21. While economic reform can hardly be undertaken without political and institutional reform, different approaches and schools of thought exist about the link between the two. The EU’s Barcelona process, for example, aims for a simultaneous political, social and economic development, while other states and actors set clear priorities for either institutional-political or economic reforms first.

22. Other economic problems of the MENA region are its weak integration into the international economy and its low level of intra-regional trade. The economies are among the most heavily protected in the developing world. With the global competition growing fiercer, the MENA region will find it more and more difficult to compete with other countries and regions in any field.

23. The level of Western and foreign direct investment in general in the MENA region is extraordinarily low. Among the reasons are perceived and real political uncertainties and instabilities, poorly structured equity markets, a relatively low level of private business activity, inadequate worker training, administrative complications and the level of corruption.

24. In some countries an insufficient and old infrastructure is an obstacle for economic development.
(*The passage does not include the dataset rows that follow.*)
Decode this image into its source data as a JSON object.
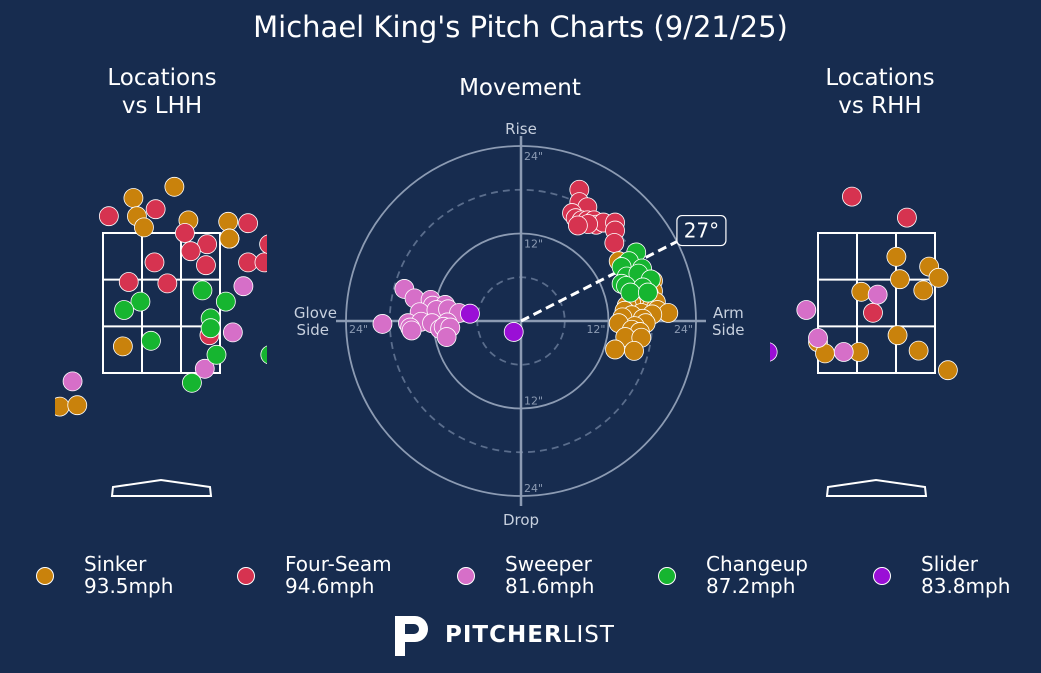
{
  "title": "Michael King's Pitch Charts (9/21/25)",
  "colors": {
    "background": "#172c4f",
    "Sinker": "#c9820c",
    "Four-Seam": "#d63350",
    "Sweeper": "#d66fc8",
    "Changeup": "#16b530",
    "Slider": "#9a0fd6"
  },
  "panels": {
    "lhh_title": "Locations\nvs LHH",
    "movement_title": "Movement",
    "rhh_title": "Locations\nvs RHH"
  },
  "movement": {
    "top_label": "Rise",
    "bottom_label": "Drop",
    "left_label": "Glove\nSide",
    "right_label": "Arm\nSide",
    "ring_labels": [
      "24\"",
      "12\"",
      "12\"",
      "24\"",
      "12\"",
      "24\"",
      "12\"",
      "24\""
    ],
    "arm_angle_label": "27°",
    "arm_angle_deg": 27
  },
  "legend": [
    {
      "pitch": "Sinker",
      "speed": "93.5mph"
    },
    {
      "pitch": "Four-Seam",
      "speed": "94.6mph"
    },
    {
      "pitch": "Sweeper",
      "speed": "81.6mph"
    },
    {
      "pitch": "Changeup",
      "speed": "87.2mph"
    },
    {
      "pitch": "Slider",
      "speed": "83.8mph"
    }
  ],
  "brand": {
    "bold": "PITCHER",
    "light": "LIST"
  },
  "chart_data": [
    {
      "type": "scatter",
      "title": "Locations vs LHH",
      "units": "zone-relative (0..1 across the strike zone)",
      "series": [
        {
          "name": "Sinker",
          "points": [
            [
              -0.37,
              -0.24
            ],
            [
              0.26,
              1.25
            ],
            [
              0.29,
              1.12
            ],
            [
              0.35,
              1.04
            ],
            [
              0.61,
              1.33
            ],
            [
              0.73,
              1.09
            ],
            [
              1.07,
              1.08
            ],
            [
              1.08,
              0.96
            ],
            [
              1.08,
              0.96
            ],
            [
              1.08,
              0.96
            ],
            [
              1.08,
              0.96
            ],
            [
              1.08,
              0.96
            ],
            [
              1.08,
              0.96
            ],
            [
              -0.22,
              -0.23
            ],
            [
              0.17,
              0.19
            ],
            [
              1.08,
              0.96
            ]
          ]
        },
        {
          "name": "Four-Seam",
          "points": [
            [
              0.05,
              1.12
            ],
            [
              0.45,
              1.17
            ],
            [
              0.7,
              1.0
            ],
            [
              0.89,
              0.92
            ],
            [
              0.75,
              0.87
            ],
            [
              1.24,
              1.07
            ],
            [
              0.44,
              0.79
            ],
            [
              0.22,
              0.65
            ],
            [
              0.55,
              0.64
            ],
            [
              0.88,
              0.77
            ],
            [
              1.24,
              0.79
            ],
            [
              1.38,
              0.79
            ],
            [
              1.42,
              0.92
            ],
            [
              0.91,
              0.27
            ]
          ]
        },
        {
          "name": "Sweeper",
          "points": [
            [
              1.2,
              0.62
            ],
            [
              1.11,
              0.29
            ],
            [
              -0.26,
              -0.06
            ],
            [
              0.87,
              0.03
            ]
          ]
        },
        {
          "name": "Changeup",
          "points": [
            [
              0.32,
              0.51
            ],
            [
              0.18,
              0.45
            ],
            [
              0.85,
              0.59
            ],
            [
              1.05,
              0.51
            ],
            [
              0.92,
              0.39
            ],
            [
              0.92,
              0.32
            ],
            [
              0.41,
              0.23
            ],
            [
              0.97,
              0.13
            ],
            [
              1.43,
              0.13
            ],
            [
              0.76,
              -0.07
            ]
          ]
        },
        {
          "name": "Slider",
          "points": []
        }
      ]
    },
    {
      "type": "scatter",
      "title": "Movement",
      "units": "inches",
      "x_range": [
        -24,
        24
      ],
      "y_range": [
        -24,
        24
      ],
      "series": [
        {
          "name": "Four-Seam",
          "points": [
            [
              8,
              18
            ],
            [
              8,
              16.3
            ],
            [
              9.1,
              15.6
            ],
            [
              7,
              14.8
            ],
            [
              7.5,
              14.1
            ],
            [
              8.3,
              13.8
            ],
            [
              9.1,
              13.8
            ],
            [
              10,
              13.8
            ],
            [
              10.3,
              13.2
            ],
            [
              11.3,
              13.5
            ],
            [
              9.2,
              13.3
            ],
            [
              7.8,
              13.1
            ],
            [
              12.9,
              13.5
            ],
            [
              12.9,
              12.4
            ],
            [
              12.8,
              10.7
            ]
          ]
        },
        {
          "name": "Sinker",
          "points": [
            [
              13.4,
              8.2
            ],
            [
              14.2,
              7.7
            ],
            [
              14.5,
              6.1
            ],
            [
              15.1,
              5.4
            ],
            [
              15.9,
              4.7
            ],
            [
              16.8,
              4.8
            ],
            [
              18.1,
              5.5
            ],
            [
              18.1,
              4.1
            ],
            [
              17.5,
              3.8
            ],
            [
              18.5,
              2.6
            ],
            [
              16.3,
              3.1
            ],
            [
              15.6,
              3.1
            ],
            [
              15.1,
              2.5
            ],
            [
              14.5,
              2.1
            ],
            [
              14.2,
              1.4
            ],
            [
              16.5,
              1.1
            ],
            [
              18.7,
              1.5
            ],
            [
              20.2,
              1.1
            ],
            [
              18,
              0.9
            ],
            [
              15.2,
              0.8
            ],
            [
              16.7,
              0.3
            ],
            [
              13.9,
              0.5
            ],
            [
              17.1,
              -0.3
            ],
            [
              15.6,
              -0.7
            ],
            [
              13.4,
              -0.3
            ],
            [
              15.2,
              -1.2
            ],
            [
              16.3,
              -1.5
            ],
            [
              14.3,
              -2.2
            ],
            [
              16.5,
              -2.3
            ],
            [
              15.5,
              -4.1
            ],
            [
              12.9,
              -3.9
            ]
          ]
        },
        {
          "name": "Changeup",
          "points": [
            [
              15.8,
              9.4
            ],
            [
              14.8,
              8.2
            ],
            [
              16.6,
              7.2
            ],
            [
              13.8,
              7.4
            ],
            [
              14.5,
              6.1
            ],
            [
              16.1,
              6.5
            ],
            [
              17.8,
              5.7
            ],
            [
              13.8,
              5.1
            ],
            [
              14.4,
              4.8
            ],
            [
              16.7,
              4.6
            ],
            [
              15,
              3.9
            ],
            [
              17.4,
              3.9
            ]
          ]
        },
        {
          "name": "Sweeper",
          "points": [
            [
              -16,
              4.4
            ],
            [
              -14.6,
              3.1
            ],
            [
              -12.4,
              2.9
            ],
            [
              -12.1,
              2.1
            ],
            [
              -10.4,
              2.2
            ],
            [
              -13.9,
              1.2
            ],
            [
              -11.6,
              1.5
            ],
            [
              -10,
              1.6
            ],
            [
              -8.5,
              1.1
            ],
            [
              -19,
              -0.4
            ],
            [
              -15.5,
              -0.3
            ],
            [
              -13.7,
              -0.1
            ],
            [
              -12.2,
              -0.3
            ],
            [
              -10.1,
              -0.2
            ],
            [
              -15.2,
              -0.9
            ],
            [
              -11.1,
              -1.1
            ],
            [
              -10.6,
              -0.8
            ],
            [
              -9.7,
              -0.9
            ],
            [
              -15,
              -1.3
            ],
            [
              -10.2,
              -2.2
            ]
          ]
        },
        {
          "name": "Slider",
          "points": [
            [
              -7,
              1
            ],
            [
              -1,
              -1.5
            ]
          ]
        }
      ]
    },
    {
      "type": "scatter",
      "title": "Locations vs RHH",
      "units": "zone-relative (0..1 across the strike zone)",
      "series": [
        {
          "name": "Four-Seam",
          "points": [
            [
              0.29,
              1.26
            ],
            [
              0.76,
              1.11
            ],
            [
              0.47,
              0.43
            ]
          ]
        },
        {
          "name": "Sinker",
          "points": [
            [
              0.67,
              0.83
            ],
            [
              0.95,
              0.76
            ],
            [
              1.03,
              0.68
            ],
            [
              0.7,
              0.67
            ],
            [
              0.37,
              0.58
            ],
            [
              0.9,
              0.59
            ],
            [
              0.68,
              0.27
            ],
            [
              0.86,
              0.16
            ],
            [
              0.0,
              0.22
            ],
            [
              0.06,
              0.14
            ],
            [
              0.35,
              0.15
            ],
            [
              1.11,
              0.02
            ]
          ]
        },
        {
          "name": "Sweeper",
          "points": [
            [
              -0.1,
              0.45
            ],
            [
              0.51,
              0.56
            ],
            [
              0.22,
              0.15
            ],
            [
              0.0,
              0.25
            ]
          ]
        },
        {
          "name": "Changeup",
          "points": []
        },
        {
          "name": "Slider",
          "points": [
            [
              -0.43,
              0.15
            ]
          ]
        }
      ]
    }
  ]
}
While roads, communication systems etc. are well-developed in the Gulf states and in Jordan, Tunisia and Morocco, there are shortcomings in some other countries. The widespread use of mobile telephones in all MENA countries, however, has compensated the former communication insufficiencies.

25. The MENA and to a lesser extent the Gulf region suffer from a brain drain. Scientific and academic research and development spending is low throughout the MENA region. With some exceptions, academia in general suffers from problems with funding, institutional structures and a political environment that restricts scientific dialogue. Like in many other regions in the world and also several European states, this causes a brain drain in the MENA region that looses its best educated parts of the population to Europe and especially the US. There is also an intra-Arab brain drain and work migration towards the oil-rich Arab Gulf states.